Developmental screening on the rise, but has room to improve

March 6, 2020

Doing a developmental screen is an important way to get children the help they need in a timely manner. A new study shows that utilizing standardized screening tools has increased, but there is still plenty of room for improvement.

Screening for developmental issues in children is a key way to ensure that those who are at risk are referred for early intervention or subspecialist care. However, the use of developmental screening has been slow to catch on, and a new study in Pediatrics indicates that there is still much room to improve.1

The researchers looked at American Academy of Pediatrics (AAP) Periodic Survey data from 2002 (response rate=58%; N=562), 2009 (response rate=57%; N=532), and 2016 (response rate=47%, N=469). The survey asked questions about knowledge, attitude, and practices for screening and referring children for developmental issues.

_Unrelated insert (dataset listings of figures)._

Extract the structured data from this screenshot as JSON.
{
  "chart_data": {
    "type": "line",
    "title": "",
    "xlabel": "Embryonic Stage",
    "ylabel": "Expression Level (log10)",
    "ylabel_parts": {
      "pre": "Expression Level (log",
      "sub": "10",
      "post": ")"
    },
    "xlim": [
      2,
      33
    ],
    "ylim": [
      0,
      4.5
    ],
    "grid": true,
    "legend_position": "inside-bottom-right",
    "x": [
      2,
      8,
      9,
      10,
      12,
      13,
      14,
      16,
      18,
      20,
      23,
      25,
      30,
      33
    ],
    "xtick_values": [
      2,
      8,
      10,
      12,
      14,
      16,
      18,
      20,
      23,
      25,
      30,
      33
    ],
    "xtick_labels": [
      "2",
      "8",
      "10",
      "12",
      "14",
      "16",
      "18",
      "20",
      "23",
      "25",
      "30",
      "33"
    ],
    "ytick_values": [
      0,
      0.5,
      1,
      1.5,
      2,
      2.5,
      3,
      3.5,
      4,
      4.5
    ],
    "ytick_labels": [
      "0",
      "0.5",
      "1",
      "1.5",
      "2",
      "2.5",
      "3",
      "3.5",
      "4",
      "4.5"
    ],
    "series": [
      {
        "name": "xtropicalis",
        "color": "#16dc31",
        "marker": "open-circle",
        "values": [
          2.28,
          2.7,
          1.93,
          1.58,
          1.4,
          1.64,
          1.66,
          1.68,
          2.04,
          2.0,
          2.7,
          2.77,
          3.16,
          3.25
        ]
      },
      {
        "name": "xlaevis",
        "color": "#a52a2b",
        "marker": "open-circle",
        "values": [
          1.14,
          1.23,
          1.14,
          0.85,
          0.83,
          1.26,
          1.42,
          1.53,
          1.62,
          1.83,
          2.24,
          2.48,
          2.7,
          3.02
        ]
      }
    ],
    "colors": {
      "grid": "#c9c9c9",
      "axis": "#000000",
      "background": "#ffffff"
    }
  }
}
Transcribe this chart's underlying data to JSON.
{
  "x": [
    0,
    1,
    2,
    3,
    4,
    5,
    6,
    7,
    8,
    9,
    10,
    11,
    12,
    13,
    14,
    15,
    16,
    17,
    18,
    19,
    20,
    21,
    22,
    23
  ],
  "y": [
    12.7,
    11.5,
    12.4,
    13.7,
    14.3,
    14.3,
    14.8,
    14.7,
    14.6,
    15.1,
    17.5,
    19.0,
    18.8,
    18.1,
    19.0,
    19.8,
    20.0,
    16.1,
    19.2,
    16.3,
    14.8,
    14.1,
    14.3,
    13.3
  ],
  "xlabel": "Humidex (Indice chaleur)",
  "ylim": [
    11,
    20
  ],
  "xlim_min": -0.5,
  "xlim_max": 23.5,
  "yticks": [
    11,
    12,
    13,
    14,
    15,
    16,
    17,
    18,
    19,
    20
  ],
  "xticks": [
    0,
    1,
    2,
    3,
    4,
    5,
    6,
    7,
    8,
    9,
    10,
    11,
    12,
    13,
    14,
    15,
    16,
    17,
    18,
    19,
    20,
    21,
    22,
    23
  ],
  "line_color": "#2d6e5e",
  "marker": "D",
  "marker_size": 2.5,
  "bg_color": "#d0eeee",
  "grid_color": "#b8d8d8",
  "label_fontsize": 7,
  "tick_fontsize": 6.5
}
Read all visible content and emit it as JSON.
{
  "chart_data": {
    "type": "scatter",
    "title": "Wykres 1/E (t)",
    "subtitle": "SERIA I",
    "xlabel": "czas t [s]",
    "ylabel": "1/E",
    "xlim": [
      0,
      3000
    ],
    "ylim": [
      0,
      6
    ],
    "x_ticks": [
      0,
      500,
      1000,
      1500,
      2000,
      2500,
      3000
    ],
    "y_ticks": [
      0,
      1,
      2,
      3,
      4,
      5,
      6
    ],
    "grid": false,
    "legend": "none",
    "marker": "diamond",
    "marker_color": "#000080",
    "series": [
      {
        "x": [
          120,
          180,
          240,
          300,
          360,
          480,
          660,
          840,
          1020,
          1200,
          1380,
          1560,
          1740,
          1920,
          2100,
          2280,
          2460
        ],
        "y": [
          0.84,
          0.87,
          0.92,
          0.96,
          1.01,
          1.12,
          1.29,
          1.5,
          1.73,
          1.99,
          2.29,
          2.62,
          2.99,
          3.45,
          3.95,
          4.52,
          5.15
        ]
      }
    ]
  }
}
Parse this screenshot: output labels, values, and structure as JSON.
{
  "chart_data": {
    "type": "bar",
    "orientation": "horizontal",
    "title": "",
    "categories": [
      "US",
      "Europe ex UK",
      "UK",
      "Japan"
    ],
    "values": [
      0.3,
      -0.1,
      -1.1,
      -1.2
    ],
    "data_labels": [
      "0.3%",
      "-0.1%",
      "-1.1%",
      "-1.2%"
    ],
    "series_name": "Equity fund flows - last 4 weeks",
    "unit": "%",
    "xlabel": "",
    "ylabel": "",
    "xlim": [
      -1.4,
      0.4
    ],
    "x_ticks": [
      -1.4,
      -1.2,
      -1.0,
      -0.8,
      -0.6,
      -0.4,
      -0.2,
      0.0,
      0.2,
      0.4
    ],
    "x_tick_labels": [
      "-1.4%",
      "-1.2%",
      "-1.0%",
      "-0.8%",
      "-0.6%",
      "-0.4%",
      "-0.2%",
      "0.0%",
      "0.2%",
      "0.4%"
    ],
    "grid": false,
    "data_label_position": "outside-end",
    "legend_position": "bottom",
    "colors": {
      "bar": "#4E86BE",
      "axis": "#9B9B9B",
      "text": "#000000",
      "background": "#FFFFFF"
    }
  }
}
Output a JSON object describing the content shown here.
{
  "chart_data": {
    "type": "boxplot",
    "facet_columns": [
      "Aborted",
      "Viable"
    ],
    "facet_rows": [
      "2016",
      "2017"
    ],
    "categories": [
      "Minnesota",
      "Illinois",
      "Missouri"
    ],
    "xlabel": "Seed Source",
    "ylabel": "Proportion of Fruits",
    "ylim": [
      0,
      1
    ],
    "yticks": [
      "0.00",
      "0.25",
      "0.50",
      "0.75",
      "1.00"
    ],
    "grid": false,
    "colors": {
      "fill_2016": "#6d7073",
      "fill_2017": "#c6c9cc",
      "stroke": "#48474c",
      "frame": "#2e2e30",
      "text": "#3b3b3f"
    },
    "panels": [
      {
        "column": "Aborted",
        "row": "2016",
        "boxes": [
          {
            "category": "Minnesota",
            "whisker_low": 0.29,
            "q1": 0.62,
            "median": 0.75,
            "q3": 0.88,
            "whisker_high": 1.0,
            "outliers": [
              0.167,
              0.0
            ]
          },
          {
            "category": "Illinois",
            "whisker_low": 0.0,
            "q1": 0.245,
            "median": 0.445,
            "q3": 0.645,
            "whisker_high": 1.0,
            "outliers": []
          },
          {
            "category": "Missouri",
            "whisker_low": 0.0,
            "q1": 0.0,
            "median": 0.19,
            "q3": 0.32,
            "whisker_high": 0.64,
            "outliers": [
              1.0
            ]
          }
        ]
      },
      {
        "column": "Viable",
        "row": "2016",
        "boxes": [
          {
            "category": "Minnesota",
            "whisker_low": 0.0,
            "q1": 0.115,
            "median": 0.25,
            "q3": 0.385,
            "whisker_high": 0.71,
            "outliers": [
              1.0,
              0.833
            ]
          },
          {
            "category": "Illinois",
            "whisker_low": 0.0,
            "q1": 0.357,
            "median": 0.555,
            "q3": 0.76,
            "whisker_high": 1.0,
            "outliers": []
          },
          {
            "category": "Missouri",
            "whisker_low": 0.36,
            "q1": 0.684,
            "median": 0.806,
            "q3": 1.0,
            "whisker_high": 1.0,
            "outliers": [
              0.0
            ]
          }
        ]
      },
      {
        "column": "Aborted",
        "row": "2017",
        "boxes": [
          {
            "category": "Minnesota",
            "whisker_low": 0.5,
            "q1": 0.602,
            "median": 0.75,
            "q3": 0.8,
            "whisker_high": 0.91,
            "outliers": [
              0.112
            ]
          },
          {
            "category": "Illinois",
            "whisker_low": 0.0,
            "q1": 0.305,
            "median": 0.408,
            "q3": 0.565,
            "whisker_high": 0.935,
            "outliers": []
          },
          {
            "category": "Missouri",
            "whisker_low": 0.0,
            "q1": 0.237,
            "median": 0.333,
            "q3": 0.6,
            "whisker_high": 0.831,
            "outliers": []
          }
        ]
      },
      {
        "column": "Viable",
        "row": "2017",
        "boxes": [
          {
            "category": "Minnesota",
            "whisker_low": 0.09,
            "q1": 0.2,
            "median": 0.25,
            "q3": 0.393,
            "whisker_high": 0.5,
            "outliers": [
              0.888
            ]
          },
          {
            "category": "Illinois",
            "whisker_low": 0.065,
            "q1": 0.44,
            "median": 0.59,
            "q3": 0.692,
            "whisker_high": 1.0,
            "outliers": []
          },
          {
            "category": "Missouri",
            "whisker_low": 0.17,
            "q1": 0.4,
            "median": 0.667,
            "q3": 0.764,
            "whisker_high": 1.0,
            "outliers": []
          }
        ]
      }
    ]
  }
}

They found that utilization of a developmental screening tool had increased from just 21% in 2002 to 63% in 2016 (P<0.001). Fifty-nine percent of at-risk patients were referred for early intervention in 2016, which is an increase from the 41% in 2002 (P<0.001). Clinicians also were more likely to report being “very likely” to refer patients who had global developmental delay, sensory impairment, motor delay, family concern, language delay, and milestone loss to early intervention in 2016 than they were in 2002.

Barriers still exist for standardized screenings

The investigators noted there were some reasons for the increased screening, but that barriers still exist. In response to worries about time constraints, some practices have used other office staff to administer the tool (60%). Interpreting the results of the screen is still the responsibility for almost all respondents (96%). Although time as a barrier to the screen had decreased from 80% in 2002 to 57% in 2016, the respondents still said that time should be considered an issue. Lack of treatment options following a positive screen was considered a barrier by 21% of pediatricians in 2016, which was an increase from 9% in 2002. Improved access to treatments options is needed.

Additionally, 24% of clinicians in 2002 and 30% in 2016 reported that inconsistency in the quality of early intervention programs was a barrier to referrals. A lack of feedback from the programs was reported as a major barrier by 34% of respondents in 2002 versus 38% in 2016.

The increased number of standardized developmental screenings and referrals for additional care is a sign of positive progress, which ensures that more children are now getting the necessary care. However, there is still room for growth and a focus on enhancing referral systems, improving existing early intervention programs, increasing the communication between pediatricians and local early intervention specialists, and better tracking of outcomes could lead to even greater overall improvement.

References:

1. Lipkin PH, Macias MM, Baer Chen B, et al. Trends in pediatricians’ developmental screening: 2002–2016. Pediatrics. 2020;145(3):e20190851.